Postby hbyte » Thu Jul 07, 2022 4:03 pm

I was often disatisfied with CUDA methods available as examples on the net, often they were inaccurate and did not perform adequately for a problem that requires the following:

OxNK x NC= N x NC * NxOxNK x NC

O = flattened output dimension
NK = Number of Kernels
NC = Number of channels = RGB
N = flattened input dimension

(This is an amended version of the previous equation for Feedforwarding a Convolutional Neural Network:
OxNxNKxNC = NxKxNC * KxOxNK)

In order to calculate this using CUDA I could not iterate NK,N, and O all in parallel without using the Tensorflow Method (GPU_1D_KERN_LOOP) and my Transkern array:

Code: Select all
GPU_1D_KERN_LOOP(index, O_O*N_N*4){

      const int nk = (index / 1 )% 4;
      const int col = (index / 4 )% O_O;
      const int row = (index / 4 /O_O)% N_N;
      atomicAdd(&O_a[col+nk*O_O],I_a[row] * Kernel[nk*25+Transkern[row+col*N_N]]);

NB. size of kernel = 5x5 = 25, Number of kernels = 4

The Transkern array produces a connection matrix using the Output and Input dimensions O_O x N_N there are NK Transkern matrix's.

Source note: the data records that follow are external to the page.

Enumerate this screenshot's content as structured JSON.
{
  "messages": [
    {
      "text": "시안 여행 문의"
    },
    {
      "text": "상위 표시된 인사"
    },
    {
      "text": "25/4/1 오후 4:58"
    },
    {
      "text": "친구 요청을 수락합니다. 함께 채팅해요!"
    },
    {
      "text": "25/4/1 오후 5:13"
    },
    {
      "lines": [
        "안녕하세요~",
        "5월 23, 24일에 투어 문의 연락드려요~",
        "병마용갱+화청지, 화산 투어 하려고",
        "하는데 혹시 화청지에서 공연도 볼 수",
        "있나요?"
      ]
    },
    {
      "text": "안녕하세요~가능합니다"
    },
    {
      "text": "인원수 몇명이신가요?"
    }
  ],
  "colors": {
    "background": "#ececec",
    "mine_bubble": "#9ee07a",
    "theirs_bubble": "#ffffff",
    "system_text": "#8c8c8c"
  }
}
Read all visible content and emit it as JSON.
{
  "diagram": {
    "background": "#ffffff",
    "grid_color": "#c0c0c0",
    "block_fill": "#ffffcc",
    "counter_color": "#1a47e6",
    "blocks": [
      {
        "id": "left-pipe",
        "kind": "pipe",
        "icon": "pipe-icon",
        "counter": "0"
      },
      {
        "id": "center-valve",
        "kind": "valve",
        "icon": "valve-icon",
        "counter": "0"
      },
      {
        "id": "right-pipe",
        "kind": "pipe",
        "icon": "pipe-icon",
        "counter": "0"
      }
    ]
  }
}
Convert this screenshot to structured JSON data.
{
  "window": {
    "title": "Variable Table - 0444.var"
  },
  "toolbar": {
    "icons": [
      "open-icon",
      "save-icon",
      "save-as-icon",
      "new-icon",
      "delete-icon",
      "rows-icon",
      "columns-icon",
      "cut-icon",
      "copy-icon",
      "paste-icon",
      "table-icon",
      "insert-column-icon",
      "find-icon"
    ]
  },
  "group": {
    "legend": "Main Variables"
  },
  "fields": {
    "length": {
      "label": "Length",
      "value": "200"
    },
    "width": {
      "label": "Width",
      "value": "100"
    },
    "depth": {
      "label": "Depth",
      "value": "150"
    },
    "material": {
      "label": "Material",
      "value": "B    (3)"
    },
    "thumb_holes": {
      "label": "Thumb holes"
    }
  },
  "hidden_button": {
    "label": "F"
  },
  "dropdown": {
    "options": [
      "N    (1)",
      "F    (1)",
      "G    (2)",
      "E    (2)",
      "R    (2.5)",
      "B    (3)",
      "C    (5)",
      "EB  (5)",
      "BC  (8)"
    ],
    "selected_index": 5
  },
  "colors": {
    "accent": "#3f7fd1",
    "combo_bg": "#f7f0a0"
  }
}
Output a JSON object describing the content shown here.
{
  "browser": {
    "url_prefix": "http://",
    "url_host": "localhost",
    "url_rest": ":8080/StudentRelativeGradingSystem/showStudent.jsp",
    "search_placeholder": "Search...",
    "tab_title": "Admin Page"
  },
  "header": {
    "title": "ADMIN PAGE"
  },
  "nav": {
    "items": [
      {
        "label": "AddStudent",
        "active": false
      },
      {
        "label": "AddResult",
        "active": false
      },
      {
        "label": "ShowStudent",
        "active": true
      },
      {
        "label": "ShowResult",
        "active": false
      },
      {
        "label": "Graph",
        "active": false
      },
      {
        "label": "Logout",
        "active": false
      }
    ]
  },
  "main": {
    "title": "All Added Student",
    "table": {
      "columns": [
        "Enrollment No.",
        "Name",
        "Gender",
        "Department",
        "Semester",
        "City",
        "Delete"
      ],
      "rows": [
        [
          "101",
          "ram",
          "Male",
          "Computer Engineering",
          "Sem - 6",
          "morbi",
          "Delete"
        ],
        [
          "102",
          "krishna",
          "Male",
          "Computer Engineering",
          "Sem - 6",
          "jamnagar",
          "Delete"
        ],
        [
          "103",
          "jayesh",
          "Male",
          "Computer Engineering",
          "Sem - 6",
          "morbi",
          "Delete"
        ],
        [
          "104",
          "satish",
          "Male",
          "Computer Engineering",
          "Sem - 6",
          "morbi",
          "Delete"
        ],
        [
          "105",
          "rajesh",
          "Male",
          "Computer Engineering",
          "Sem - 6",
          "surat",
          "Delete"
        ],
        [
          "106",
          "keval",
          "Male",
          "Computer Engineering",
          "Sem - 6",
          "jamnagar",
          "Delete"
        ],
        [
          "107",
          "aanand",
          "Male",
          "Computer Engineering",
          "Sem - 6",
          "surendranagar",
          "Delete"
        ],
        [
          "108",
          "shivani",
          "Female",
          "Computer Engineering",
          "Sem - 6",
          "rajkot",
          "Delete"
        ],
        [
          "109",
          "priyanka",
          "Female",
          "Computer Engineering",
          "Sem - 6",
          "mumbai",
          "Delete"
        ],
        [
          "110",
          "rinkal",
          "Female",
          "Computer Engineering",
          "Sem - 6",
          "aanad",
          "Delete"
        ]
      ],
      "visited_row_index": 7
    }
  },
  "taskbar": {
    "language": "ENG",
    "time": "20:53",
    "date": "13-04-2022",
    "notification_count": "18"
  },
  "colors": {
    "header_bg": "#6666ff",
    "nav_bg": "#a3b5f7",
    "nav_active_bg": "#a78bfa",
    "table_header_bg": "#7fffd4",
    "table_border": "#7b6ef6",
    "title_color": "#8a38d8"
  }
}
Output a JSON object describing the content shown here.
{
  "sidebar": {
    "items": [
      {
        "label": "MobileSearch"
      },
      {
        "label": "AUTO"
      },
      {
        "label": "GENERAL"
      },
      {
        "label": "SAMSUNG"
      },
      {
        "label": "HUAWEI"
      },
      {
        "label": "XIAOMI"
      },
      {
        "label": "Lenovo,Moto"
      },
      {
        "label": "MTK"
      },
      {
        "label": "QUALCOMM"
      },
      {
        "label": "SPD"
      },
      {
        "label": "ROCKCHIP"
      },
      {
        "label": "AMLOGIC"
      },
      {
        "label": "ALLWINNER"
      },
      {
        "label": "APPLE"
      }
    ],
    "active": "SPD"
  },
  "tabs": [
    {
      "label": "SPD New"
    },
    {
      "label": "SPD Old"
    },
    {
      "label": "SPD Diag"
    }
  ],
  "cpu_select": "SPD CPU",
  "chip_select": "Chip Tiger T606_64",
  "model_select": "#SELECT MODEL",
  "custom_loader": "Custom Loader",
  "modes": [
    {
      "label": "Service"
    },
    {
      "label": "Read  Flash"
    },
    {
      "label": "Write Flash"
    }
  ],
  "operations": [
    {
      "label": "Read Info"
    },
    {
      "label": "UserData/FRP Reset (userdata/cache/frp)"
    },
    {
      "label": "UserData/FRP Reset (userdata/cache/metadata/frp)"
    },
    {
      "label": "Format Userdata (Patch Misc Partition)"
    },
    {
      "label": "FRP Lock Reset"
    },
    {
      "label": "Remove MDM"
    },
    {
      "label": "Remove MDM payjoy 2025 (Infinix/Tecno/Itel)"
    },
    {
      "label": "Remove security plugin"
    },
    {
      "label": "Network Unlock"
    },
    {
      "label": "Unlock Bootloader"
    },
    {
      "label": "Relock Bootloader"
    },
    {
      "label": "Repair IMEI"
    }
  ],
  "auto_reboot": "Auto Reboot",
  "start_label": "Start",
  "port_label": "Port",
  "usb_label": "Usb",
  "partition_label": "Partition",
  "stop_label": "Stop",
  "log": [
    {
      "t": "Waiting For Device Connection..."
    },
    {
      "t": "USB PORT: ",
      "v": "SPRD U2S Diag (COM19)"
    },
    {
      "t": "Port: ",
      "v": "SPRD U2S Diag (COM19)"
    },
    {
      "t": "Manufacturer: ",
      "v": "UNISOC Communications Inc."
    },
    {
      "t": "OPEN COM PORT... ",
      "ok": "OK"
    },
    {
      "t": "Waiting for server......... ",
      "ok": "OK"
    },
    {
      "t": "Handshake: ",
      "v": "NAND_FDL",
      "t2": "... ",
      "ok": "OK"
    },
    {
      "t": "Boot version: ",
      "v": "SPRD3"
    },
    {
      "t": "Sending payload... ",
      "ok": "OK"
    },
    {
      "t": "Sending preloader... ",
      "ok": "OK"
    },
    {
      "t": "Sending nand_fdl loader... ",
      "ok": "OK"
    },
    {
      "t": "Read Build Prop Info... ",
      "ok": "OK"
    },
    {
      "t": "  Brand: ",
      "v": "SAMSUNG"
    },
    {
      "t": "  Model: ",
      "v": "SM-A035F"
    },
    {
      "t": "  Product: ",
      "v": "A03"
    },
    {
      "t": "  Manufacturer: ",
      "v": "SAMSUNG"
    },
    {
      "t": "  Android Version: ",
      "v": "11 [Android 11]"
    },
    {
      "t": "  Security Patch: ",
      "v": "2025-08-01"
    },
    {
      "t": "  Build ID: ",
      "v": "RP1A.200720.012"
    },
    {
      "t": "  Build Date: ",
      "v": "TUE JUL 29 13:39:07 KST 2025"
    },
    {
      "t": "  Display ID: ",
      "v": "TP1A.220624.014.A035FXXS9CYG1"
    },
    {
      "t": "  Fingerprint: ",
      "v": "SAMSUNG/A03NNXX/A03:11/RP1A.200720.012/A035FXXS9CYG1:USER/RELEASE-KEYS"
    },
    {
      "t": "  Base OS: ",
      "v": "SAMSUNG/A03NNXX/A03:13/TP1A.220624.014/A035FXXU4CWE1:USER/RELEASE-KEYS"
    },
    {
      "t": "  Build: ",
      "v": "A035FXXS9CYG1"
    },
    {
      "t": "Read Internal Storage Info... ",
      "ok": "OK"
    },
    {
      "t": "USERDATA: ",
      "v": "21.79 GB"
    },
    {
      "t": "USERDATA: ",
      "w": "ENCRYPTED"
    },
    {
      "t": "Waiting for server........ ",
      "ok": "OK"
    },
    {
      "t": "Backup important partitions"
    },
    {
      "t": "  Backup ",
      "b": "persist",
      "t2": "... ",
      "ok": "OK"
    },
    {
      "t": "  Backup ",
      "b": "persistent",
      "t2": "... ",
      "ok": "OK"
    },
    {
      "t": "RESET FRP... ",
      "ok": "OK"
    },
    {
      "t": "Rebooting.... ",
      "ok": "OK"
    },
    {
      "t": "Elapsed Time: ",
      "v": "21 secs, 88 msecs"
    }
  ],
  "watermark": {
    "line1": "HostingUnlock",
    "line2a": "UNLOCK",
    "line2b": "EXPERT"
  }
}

The TF routine is implemented using a basic config using CUDA streams and an iterator defined as follows:

(This is copied straight from TF source code!)
Code: Select all
/*Am copying googles tensorflow here - to learn*/
namespace detail {
template <typename T>
class GpuGridRange {

   struct Iterator {
      __device__ Iterator(T index, T delta) : index_(index), delta_(delta) {}
      __device__ T operator*() const { return index_;}
      __device__ Iterator& operator++() {
         index_ += delta_;
         return *this;

      __device__ bool operator!=(const Iterator& other) const {
         bool greater = index_ > other.index_;
         bool less = index_ < other.index_;
         return less;
         return greater;

      return less || greater;

      T index_;
      const T delta_;

   };   //end Iterator struct

          __device__ GpuGridRange(T begin,T delta,T end)
      : begin_(begin),delta_(delta),end_(end) {}
   __device__ Iterator begin() const {return Iterator(begin_,delta_); }
   __device__ Iterator end() const {return Iterator(end_,0);}

   T begin_;
   T delta_;
   T end_;   

};   //end GPU class class
};   //end namespace detail

template <typename T>   //Allows you to use GPU iterator with all data types
__device__ detail::GpuGridRange<T> GpuGridRangeX(T count) {
return detail::GpuGridRange<T>(

   /*begin*/blockIdx.x * blockDim.x + threadIdx.x,
   /*delta*/gridDim.x * blockDim.x, /*end*/count


You can see the familiar CUDA code being used by the iterator defined above. This iterates for any data type across dimension x of the CUDA grid, block's and threads.

It is then defined as a simple loop using the following simple define:

Code: Select all
#define GPU_1D_KERN_LOOP(i, n) \
  for (int i : ::GpuGridRangeX<int>(n))

Here is the above routine with config (Note the important inclusion of CUDA streams:
Code: Select all
cudaStream_t stream1;

cudaMalloc((void **)&O_a, O_O  * NK * sizeof(float));
cudaMemcpyAsync(O_a, Oarray, O_O * NK * sizeof(float), cudaMemcpyHostToDevice,stream1);


I believe this method to be the best one for implementing CUDA for processing Deep Neural Nets and should make full use of the above methods used by TensorFlow.